Scientists build working heart tissue using spinach leaves
03-26-2017

Scientists build working heart tissue using spinach leaves

Need more proof spinach is good for your heart? Scientists may have figured out a way to “hack” one of the toughest issues in repairing damaged organs. Researchers have used spinach leaves to provide a framework to grow new heart tissue.

“Despite significant advances in the fabrication of bioengineered scaffolds for tissue engineering, delivery of nutrients in complex engineered human tissues remains a challenge,” the research team wrote in the new study. “By taking advantage of the similarities in the vascular structure of plant and animal tissues, we developed decellularized plant tissue as a prevascularized scaffold for tissue engineering applications.”

In layman’s terms, the veins in a spinach leaf has provided a sort of template for human heart tissue.

While scientists were able to create human tissue with 3-D printing and other technologies already, organ tissue has presented a larger challenge. Namely, scientists’ are unable to create the delicate vascular network needed to support it, said graduate student Joshua Gershlak, lead author of the paper.

“Techniques can’t fabricate microvasculature the way that the body needs it,” Gershlak said in a video that the Worcester Polytechnic Institute research team released to share their work. “Without that microvasculature, you lose that oxygen transport. So as you build a bigger and bigger graft, say for like a heart attack on a human, you’re going to need something fairly large. So without that vascular network, you get a lot of tissue death.”
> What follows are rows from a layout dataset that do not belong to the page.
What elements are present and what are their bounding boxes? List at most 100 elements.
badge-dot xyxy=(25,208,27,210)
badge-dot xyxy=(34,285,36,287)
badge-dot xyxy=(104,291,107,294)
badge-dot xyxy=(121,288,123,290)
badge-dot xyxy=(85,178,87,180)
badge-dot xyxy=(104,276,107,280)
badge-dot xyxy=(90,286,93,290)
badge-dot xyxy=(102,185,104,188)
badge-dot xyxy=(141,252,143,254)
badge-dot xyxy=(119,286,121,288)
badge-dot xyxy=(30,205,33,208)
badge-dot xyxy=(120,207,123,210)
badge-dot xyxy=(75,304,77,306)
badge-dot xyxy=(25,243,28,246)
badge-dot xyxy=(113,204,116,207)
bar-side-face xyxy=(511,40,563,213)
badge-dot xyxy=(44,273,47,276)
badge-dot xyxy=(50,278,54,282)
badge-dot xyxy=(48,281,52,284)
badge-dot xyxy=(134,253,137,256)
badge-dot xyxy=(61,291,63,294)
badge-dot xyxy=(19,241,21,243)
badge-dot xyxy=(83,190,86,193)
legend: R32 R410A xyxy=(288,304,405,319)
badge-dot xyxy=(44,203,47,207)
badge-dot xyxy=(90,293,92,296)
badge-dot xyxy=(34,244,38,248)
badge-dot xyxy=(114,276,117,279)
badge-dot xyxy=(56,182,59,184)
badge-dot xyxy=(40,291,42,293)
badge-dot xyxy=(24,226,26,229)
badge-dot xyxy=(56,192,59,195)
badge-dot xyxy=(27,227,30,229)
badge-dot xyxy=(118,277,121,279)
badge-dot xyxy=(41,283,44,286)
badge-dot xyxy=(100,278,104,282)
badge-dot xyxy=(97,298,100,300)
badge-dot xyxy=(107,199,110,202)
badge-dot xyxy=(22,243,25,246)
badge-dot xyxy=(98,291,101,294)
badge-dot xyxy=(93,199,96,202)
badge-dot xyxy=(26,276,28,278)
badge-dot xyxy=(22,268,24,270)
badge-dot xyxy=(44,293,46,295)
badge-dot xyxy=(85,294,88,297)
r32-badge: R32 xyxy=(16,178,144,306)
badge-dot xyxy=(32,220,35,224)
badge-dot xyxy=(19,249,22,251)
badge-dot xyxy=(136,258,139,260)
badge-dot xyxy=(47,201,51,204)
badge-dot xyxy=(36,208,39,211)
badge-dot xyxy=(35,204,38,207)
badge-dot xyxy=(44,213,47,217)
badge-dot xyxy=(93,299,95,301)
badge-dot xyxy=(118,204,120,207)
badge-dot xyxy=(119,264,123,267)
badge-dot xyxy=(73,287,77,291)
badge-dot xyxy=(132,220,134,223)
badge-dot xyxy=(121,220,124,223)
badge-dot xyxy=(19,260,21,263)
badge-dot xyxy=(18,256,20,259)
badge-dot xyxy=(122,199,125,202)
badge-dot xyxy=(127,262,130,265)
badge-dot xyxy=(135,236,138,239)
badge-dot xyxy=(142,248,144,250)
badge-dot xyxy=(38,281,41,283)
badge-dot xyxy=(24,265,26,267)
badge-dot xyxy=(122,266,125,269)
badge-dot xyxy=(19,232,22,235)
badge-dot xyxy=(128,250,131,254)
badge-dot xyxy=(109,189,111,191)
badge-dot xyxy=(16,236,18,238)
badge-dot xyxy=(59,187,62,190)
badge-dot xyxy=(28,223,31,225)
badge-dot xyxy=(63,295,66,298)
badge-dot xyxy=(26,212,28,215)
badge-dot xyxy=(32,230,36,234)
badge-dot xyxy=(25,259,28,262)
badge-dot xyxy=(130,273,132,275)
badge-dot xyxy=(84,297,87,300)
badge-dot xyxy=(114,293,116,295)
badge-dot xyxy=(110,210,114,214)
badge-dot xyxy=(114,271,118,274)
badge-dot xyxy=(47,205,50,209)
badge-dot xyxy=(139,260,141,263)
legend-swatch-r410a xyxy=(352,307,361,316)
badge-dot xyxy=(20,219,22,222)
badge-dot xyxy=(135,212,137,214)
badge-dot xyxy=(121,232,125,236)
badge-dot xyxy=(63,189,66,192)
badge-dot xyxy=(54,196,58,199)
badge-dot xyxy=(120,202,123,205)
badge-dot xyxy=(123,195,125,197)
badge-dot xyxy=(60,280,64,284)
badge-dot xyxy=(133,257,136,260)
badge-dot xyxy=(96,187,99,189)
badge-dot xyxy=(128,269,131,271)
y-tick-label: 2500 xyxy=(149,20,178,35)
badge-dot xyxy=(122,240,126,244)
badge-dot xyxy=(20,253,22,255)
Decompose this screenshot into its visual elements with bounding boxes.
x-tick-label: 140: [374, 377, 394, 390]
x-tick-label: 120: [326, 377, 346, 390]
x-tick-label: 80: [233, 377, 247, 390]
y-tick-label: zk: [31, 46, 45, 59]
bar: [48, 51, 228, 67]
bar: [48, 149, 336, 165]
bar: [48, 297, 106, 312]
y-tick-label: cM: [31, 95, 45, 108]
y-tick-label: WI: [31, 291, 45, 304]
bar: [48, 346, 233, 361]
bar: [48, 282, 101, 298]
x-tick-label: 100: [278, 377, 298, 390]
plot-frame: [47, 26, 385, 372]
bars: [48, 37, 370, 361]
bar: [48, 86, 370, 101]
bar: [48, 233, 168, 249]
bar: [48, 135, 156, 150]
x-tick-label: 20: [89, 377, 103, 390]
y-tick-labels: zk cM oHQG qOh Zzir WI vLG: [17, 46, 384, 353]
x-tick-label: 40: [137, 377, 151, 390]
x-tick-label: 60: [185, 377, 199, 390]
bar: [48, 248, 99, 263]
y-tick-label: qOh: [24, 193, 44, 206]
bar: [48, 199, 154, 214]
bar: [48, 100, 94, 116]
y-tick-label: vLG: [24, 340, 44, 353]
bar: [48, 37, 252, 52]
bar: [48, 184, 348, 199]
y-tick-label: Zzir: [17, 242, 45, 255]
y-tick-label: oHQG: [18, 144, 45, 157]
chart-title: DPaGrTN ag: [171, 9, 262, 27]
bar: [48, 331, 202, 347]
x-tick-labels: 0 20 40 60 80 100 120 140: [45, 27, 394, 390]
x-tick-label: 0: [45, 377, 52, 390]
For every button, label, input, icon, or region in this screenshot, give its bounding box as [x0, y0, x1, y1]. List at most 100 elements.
That’s where the spinach leaves come in.

According to Dr. Glenn Gaudette, who also worked on the research project, the scientists take the spinach leaves and use a detergent to remove all of the plant material while leaving the vascular structure intact.
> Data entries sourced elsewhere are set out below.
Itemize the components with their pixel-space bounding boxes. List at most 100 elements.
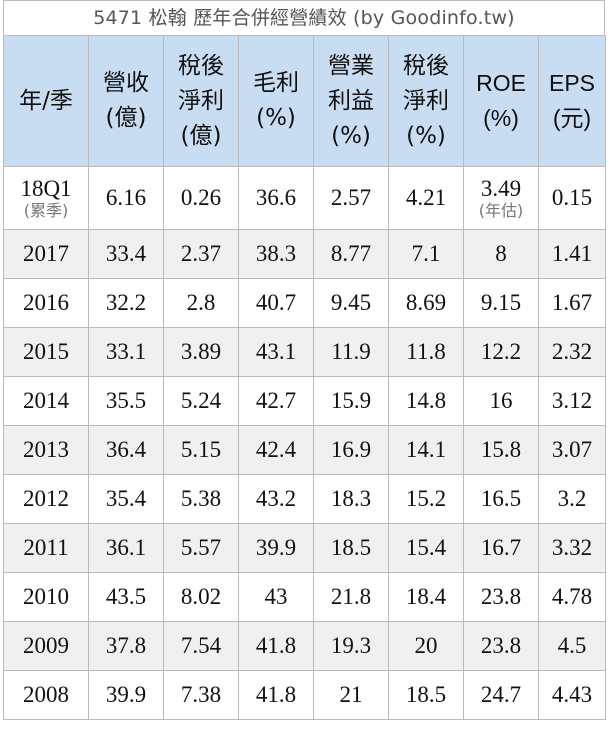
header-eps: EPS (元)	[538, 35, 606, 167]
cell-net-margin: 4.21	[388, 166, 464, 230]
cell-operating-margin: 21.8	[313, 572, 389, 622]
cell-period: 2012	[3, 474, 89, 524]
cell-net-income: 5.57	[163, 523, 239, 573]
cell-revenue: 33.1	[88, 327, 164, 377]
cell-revenue: 32.2	[88, 278, 164, 328]
header-roe-line: ROE	[476, 70, 526, 96]
cell-period: 2015	[3, 327, 89, 377]
header-roe: ROE (%)	[463, 35, 539, 167]
cell-eps: 4.78	[538, 572, 606, 622]
cell-revenue: 36.4	[88, 425, 164, 475]
cell-net-income: 0.26	[163, 166, 239, 230]
cell-eps: 4.43	[538, 670, 606, 720]
cell-net-margin: 15.4	[388, 523, 464, 573]
table-row: 2016 32.2 2.8 40.7 9.45 8.69 9.15 1.67	[3, 278, 606, 328]
cell-gross-margin: 43.2	[238, 474, 314, 524]
cell-net-margin: 14.1	[388, 425, 464, 475]
header-period: 年/季	[3, 35, 89, 167]
header-operating-margin-unit: (%)	[331, 122, 371, 149]
table-title: 5471 松翰 歷年合併經營績效 (by Goodinfo.tw)	[3, 0, 605, 35]
header-net-margin: 稅後 淨利 (%)	[388, 35, 464, 167]
cell-net-margin: 8.69	[388, 278, 464, 328]
cell-eps: 3.2	[538, 474, 606, 524]
cell-revenue: 37.8	[88, 621, 164, 671]
cell-gross-margin: 43.1	[238, 327, 314, 377]
cell-gross-margin: 41.8	[238, 670, 314, 720]
cell-gross-margin: 36.6	[238, 166, 314, 230]
cell-gross-margin: 42.7	[238, 376, 314, 426]
cell-operating-margin: 8.77	[313, 229, 389, 279]
cell-eps: 0.15	[538, 166, 606, 230]
cell-period: 18Q1 (累季)	[3, 166, 89, 230]
cell-operating-margin: 18.3	[313, 474, 389, 524]
table-row: 2012 35.4 5.38 43.2 18.3 15.2 16.5 3.2	[3, 474, 606, 524]
header-net-margin-unit: (%)	[406, 122, 446, 149]
cell-period: 2011	[3, 523, 89, 573]
cell-operating-margin: 9.45	[313, 278, 389, 328]
cell-operating-margin: 11.9	[313, 327, 389, 377]
cell-net-income: 5.24	[163, 376, 239, 426]
table-row: 2011 36.1 5.57 39.9 18.5 15.4 16.7 3.32	[3, 523, 606, 573]
cell-period: 2017	[3, 229, 89, 279]
header-gross-margin-line: 毛利	[253, 70, 299, 96]
header-net-income: 稅後 淨利 (億)	[163, 35, 239, 167]
cell-eps: 2.32	[538, 327, 606, 377]
cell-eps: 3.32	[538, 523, 606, 573]
table-row: 2010 43.5 8.02 43 21.8 18.4 23.8 4.78	[3, 572, 606, 622]
table-row: 2008 39.9 7.38 41.8 21 18.5 24.7 4.43	[3, 670, 606, 720]
cell-operating-margin: 2.57	[313, 166, 389, 230]
cell-gross-margin: 41.8	[238, 621, 314, 671]
cell-roe: 16	[463, 376, 539, 426]
header-net-margin-line1: 稅後	[403, 52, 449, 79]
cell-net-income: 5.38	[163, 474, 239, 524]
header-operating-margin: 營業 利益 (%)	[313, 35, 389, 167]
cell-period: 2016	[3, 278, 89, 328]
cell-period: 2008	[3, 670, 89, 720]
cell-net-income: 7.38	[163, 670, 239, 720]
performance-table-panel: 5471 松翰 歷年合併經營績效 (by Goodinfo.tw) 年/季 營收…	[3, 0, 606, 720]
cell-revenue: 35.5	[88, 376, 164, 426]
header-period-line: 年/季	[19, 87, 73, 114]
cell-net-margin: 20	[388, 621, 464, 671]
cell-roe: 23.8	[463, 621, 539, 671]
cell-roe: 24.7	[463, 670, 539, 720]
table-row: 2013 36.4 5.15 42.4 16.9 14.1 15.8 3.07	[3, 425, 606, 475]
cell-gross-margin: 42.4	[238, 425, 314, 475]
cell-operating-margin: 18.5	[313, 523, 389, 573]
cell-revenue: 6.16	[88, 166, 164, 230]
header-operating-margin-line2: 利益	[328, 87, 374, 114]
cell-net-income: 3.89	[163, 327, 239, 377]
cell-roe: 9.15	[463, 278, 539, 328]
header-eps-unit: (元)	[552, 105, 592, 131]
cell-period: 2014	[3, 376, 89, 426]
cell-gross-margin: 39.9	[238, 523, 314, 573]
cell-revenue: 36.1	[88, 523, 164, 573]
table-row: 2017 33.4 2.37 38.3 8.77 7.1 8 1.41	[3, 229, 606, 279]
cell-revenue: 33.4	[88, 229, 164, 279]
header-net-income-line2: 淨利	[178, 87, 224, 114]
cell-roe: 16.5	[463, 474, 539, 524]
cell-net-margin: 18.4	[388, 572, 464, 622]
cell-gross-margin: 38.3	[238, 229, 314, 279]
cell-net-margin: 18.5	[388, 670, 464, 720]
table-row-latest-quarter: 18Q1 (累季) 6.16 0.26 36.6 2.57 4.21 3.49 …	[3, 166, 606, 230]
cell-revenue: 43.5	[88, 572, 164, 622]
header-net-income-unit: (億)	[180, 122, 222, 149]
period-value: 18Q1	[20, 175, 72, 201]
cell-net-income: 8.02	[163, 572, 239, 622]
period-note: (累季)	[23, 200, 69, 220]
table-row: 2015 33.1 3.89 43.1 11.9 11.8 12.2 2.32	[3, 327, 606, 377]
cell-roe: 16.7	[463, 523, 539, 573]
cell-net-income: 2.8	[163, 278, 239, 328]
cell-eps: 1.67	[538, 278, 606, 328]
cell-gross-margin: 43	[238, 572, 314, 622]
header-gross-margin-unit: (%)	[256, 105, 296, 131]
cell-net-margin: 7.1	[388, 229, 464, 279]
cell-net-margin: 15.2	[388, 474, 464, 524]
cell-roe: 12.2	[463, 327, 539, 377]
cell-operating-margin: 16.9	[313, 425, 389, 475]
cell-net-margin: 14.8	[388, 376, 464, 426]
cell-operating-margin: 21	[313, 670, 389, 720]
header-operating-margin-line1: 營業	[328, 52, 374, 79]
performance-table: 年/季 營收 (億) 稅後 淨利 (億) 毛利 (%) 營業 利益	[3, 35, 606, 720]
Then, they seed the structure with human cells, he said. As the human cells grow into cardiac muscle, they can be stacked, and the veins can, in theory, be attached to existing veins in the heart, Gaudette said.

The heart tissue they’ve created on spinach leaves looks and acts like normal cardiac cells, Gershlak said.

“These data demonstrate the potential of decellularized plants as scaffolds for tissue engineering, which could ultimately provide a cost-efficient, ‘green’ technology for regenerating large volume vascularized tissue mass,” the researchers wrote.

The full study will be published in the May issue of the journal Biomaterials.